WASHINGTON (Sputnik) — A 2014 US-backed coup in Ukraine followed by a referendum, in which Crimea voted overwhelmingly to rejoin Russia, sent Washington-Moscow ties on a downward spiral that continues to feed distrust between the two global powers.
"If Clinton is elected, there’s going to be some level of continuity with [US President Barack] Obama because they share the same type of worldview and to some degree a similar foreign policy," University of Dayton Political Science Professor Daniel Birdsong told Sputnik.

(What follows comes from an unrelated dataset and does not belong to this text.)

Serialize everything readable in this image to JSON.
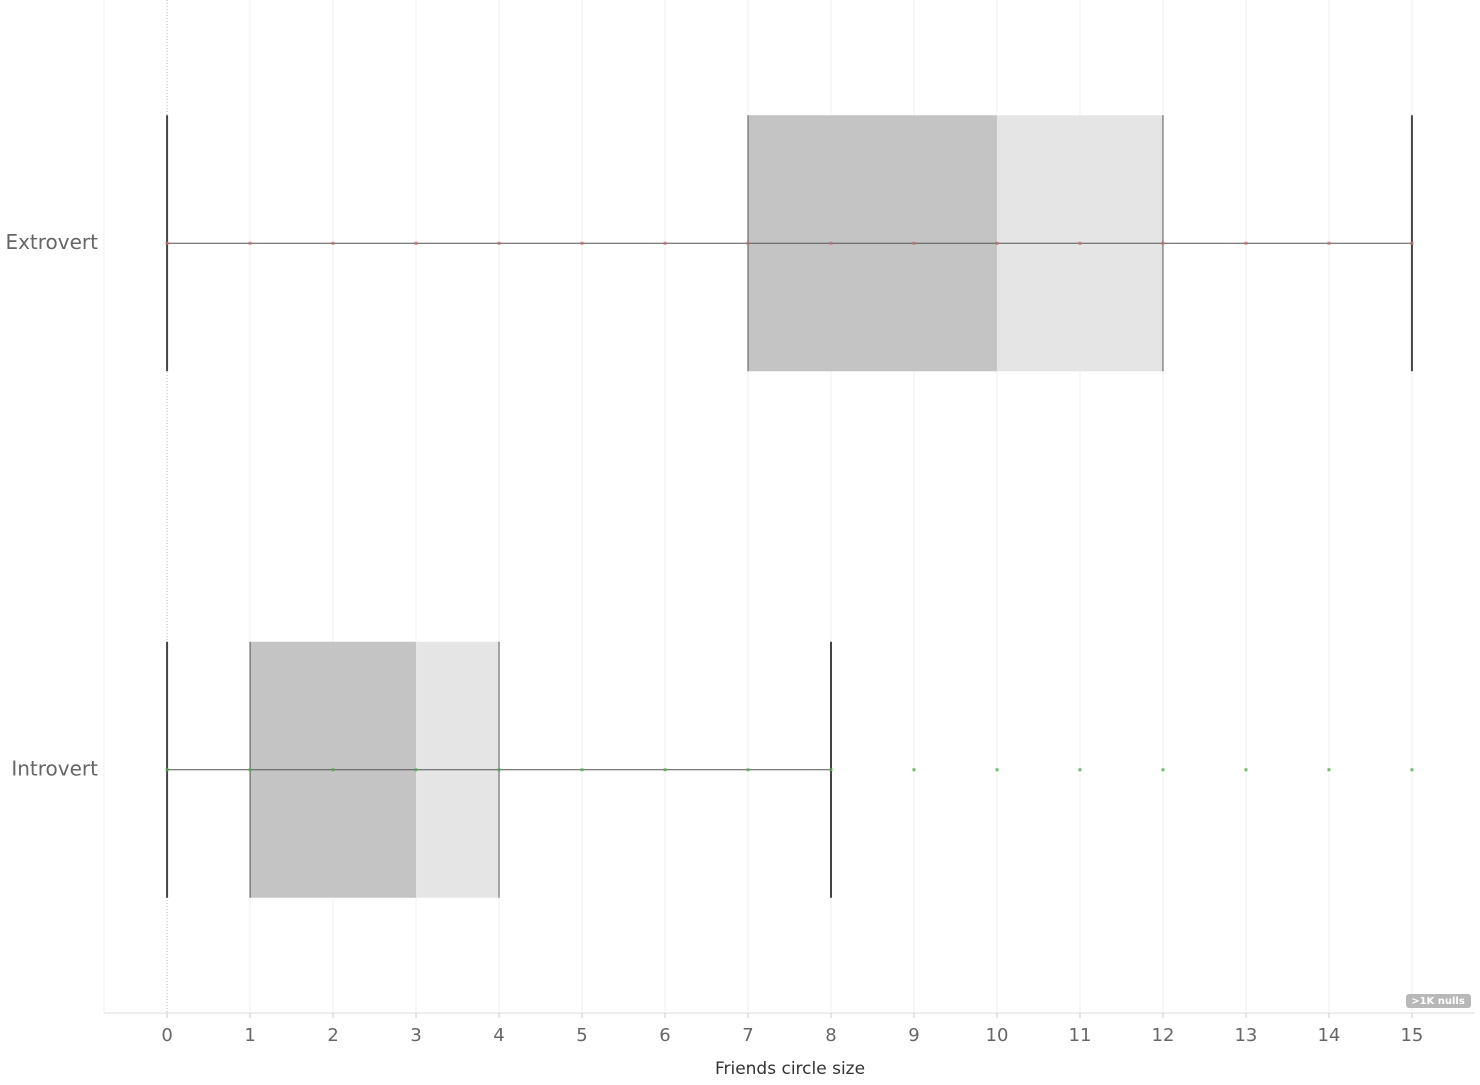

Birdsong explained the mindset as one in which engagement is primarily diplomatic, and if military intervention is involved, a reluctance to deploy US "boots on the ground," a reliance on airpower and the use of local proxies in combat zones.

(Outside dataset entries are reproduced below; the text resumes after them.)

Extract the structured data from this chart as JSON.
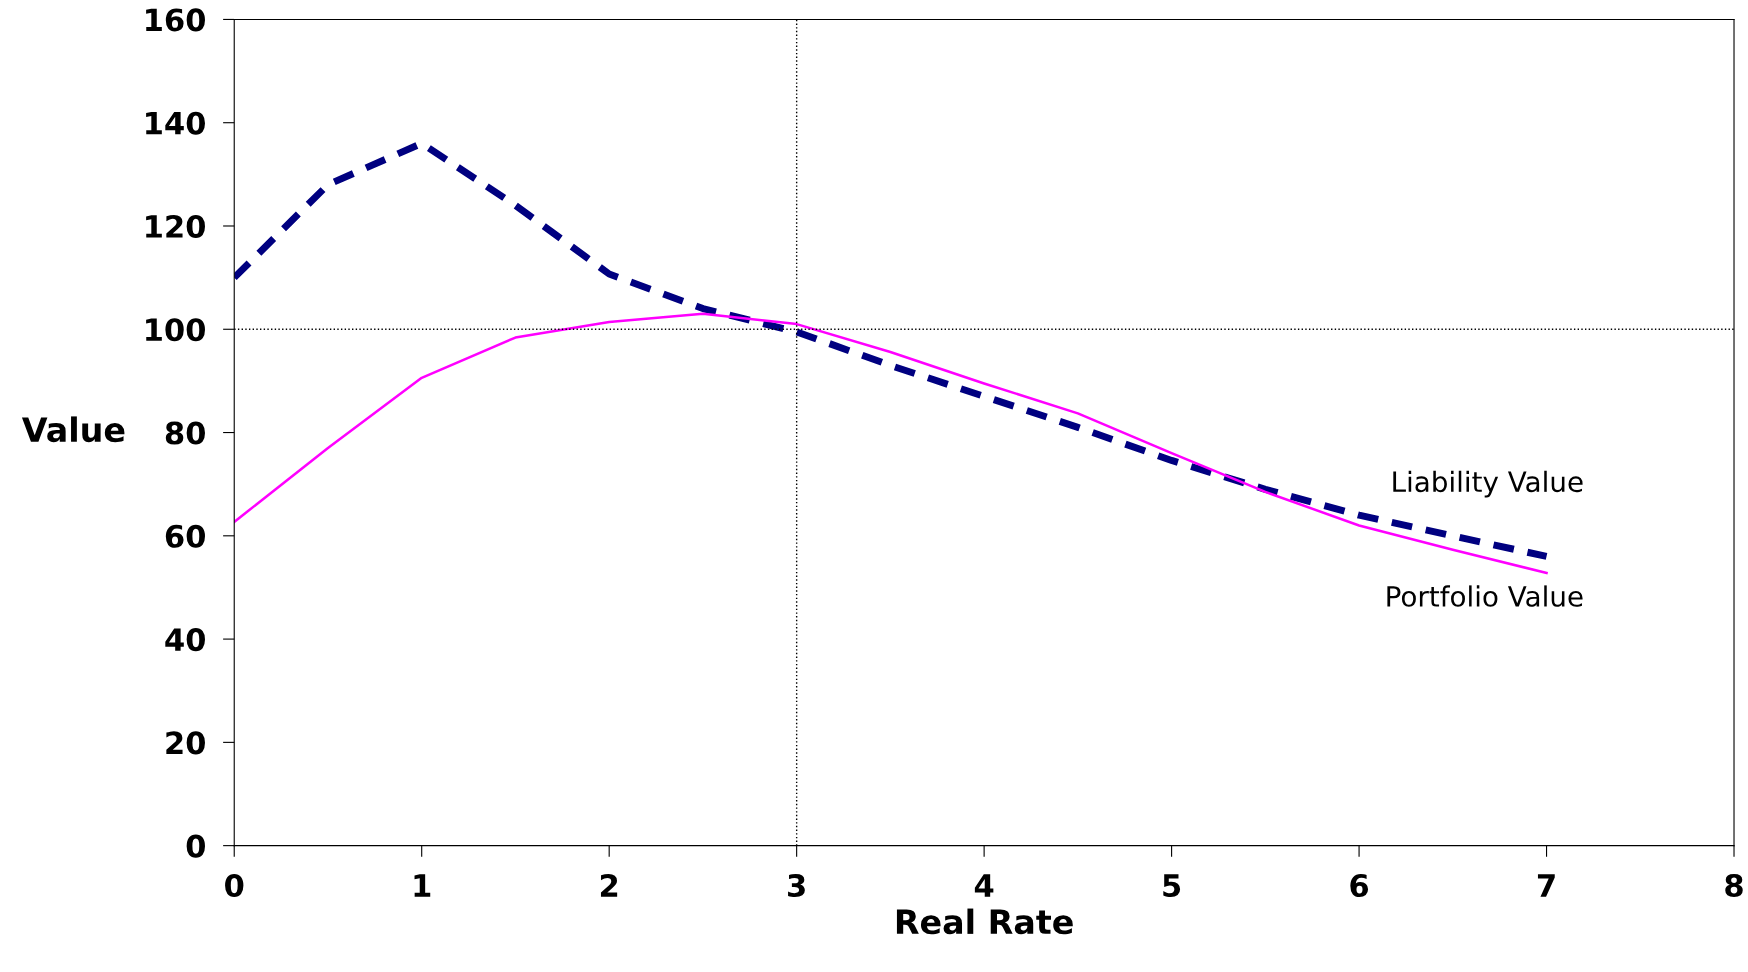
{
  "chart_data": {
    "type": "line",
    "xlabel": "Real Rate",
    "ylabel": "Value",
    "xlim": [
      0,
      8
    ],
    "xticks": [
      0,
      1,
      2,
      3,
      4,
      5,
      6,
      7,
      8
    ],
    "ylim": [
      0,
      160
    ],
    "yticks": [
      0,
      20,
      40,
      60,
      80,
      100,
      120,
      140,
      160
    ],
    "x": [
      0,
      0.5,
      1,
      1.5,
      2,
      2.5,
      3,
      3.5,
      4,
      4.5,
      5,
      5.5,
      6,
      6.5,
      7
    ],
    "series": [
      {
        "name": "Liability Value",
        "color": "#000080",
        "line_style": "dashed",
        "values": [
          110,
          128,
          136,
          124,
          110.7,
          104,
          99.5,
          93,
          87,
          81,
          74.6,
          69,
          64,
          60,
          56
        ]
      },
      {
        "name": "Portfolio Value",
        "color": "#ff00ff",
        "line_style": "solid",
        "values": [
          62.7,
          77,
          90.6,
          98.4,
          101.4,
          103,
          101,
          95.6,
          89.5,
          83.7,
          76,
          68.5,
          62,
          57.3,
          52.8
        ]
      }
    ],
    "ref_lines": [
      {
        "axis": "y",
        "value": 100,
        "line_style": "dotted"
      },
      {
        "axis": "x",
        "value": 3,
        "line_style": "dotted"
      }
    ],
    "grid": false,
    "legend": false,
    "marker": "none"
  }
}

The approach, he said, is reminiscent of President Bill Clinton’s interventions in the Balkans in the 1990s.
The hawkish image projected by Clinton could be rooted in her being the first female presidential candidate from a major political party, Birdsong explained.

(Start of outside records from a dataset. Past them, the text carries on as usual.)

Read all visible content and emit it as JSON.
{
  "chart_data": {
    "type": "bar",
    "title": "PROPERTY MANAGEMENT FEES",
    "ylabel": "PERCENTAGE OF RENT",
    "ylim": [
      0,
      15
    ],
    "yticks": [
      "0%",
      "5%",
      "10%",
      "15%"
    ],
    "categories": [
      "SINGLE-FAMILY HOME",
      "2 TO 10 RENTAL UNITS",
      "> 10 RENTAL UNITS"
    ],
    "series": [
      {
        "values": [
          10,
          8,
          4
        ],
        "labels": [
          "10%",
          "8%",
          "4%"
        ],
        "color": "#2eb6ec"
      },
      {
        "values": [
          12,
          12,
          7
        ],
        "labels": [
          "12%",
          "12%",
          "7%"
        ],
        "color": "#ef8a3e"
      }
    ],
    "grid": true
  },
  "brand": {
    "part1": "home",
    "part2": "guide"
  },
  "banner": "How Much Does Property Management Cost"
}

"She has to contend with a stereotype of women being weaker on national defense, on military engagement," Birdsong said. "Her taking a muscular stance on foreign policy, or with Russia more specifically, has to do with that."
The reason, he explained, is that Clinton’s background and her foreign policy advisors are products of the 20th century standoff between the United States and former Soviet Union.
"Hillary’s statements during her speech and the parade of persons whom she brought, like [former Secretary of State Madeleine] Albright and a number of others, made it look like she comes not from the 21st century but from the Cold War," Korobkov said.
Korobkov was referring to Clinton’s guests at the Democratic National Convention and her acceptance speech, which contained a single reference to Russia.
"I'm proud to stand by our allies in NATO against any threat they face, including from Russia," Clinton said in accepting the Democratic Party’s presidential nomination.
Korobkov said he fears that Clinton will push the United States back into a second Cold War.
"She probably lives mentally in a world that simply doesn’t exist, because there is no ideological divide between the Russia and the US, or in general, deep ideological divides in the current political system,” Korobkov explained.
In contrast, Trump has much more moderate positions on a wide spectrum of issues including NATO, relations with Russia, policies in Syria and the Middle East in general, Korobkov added.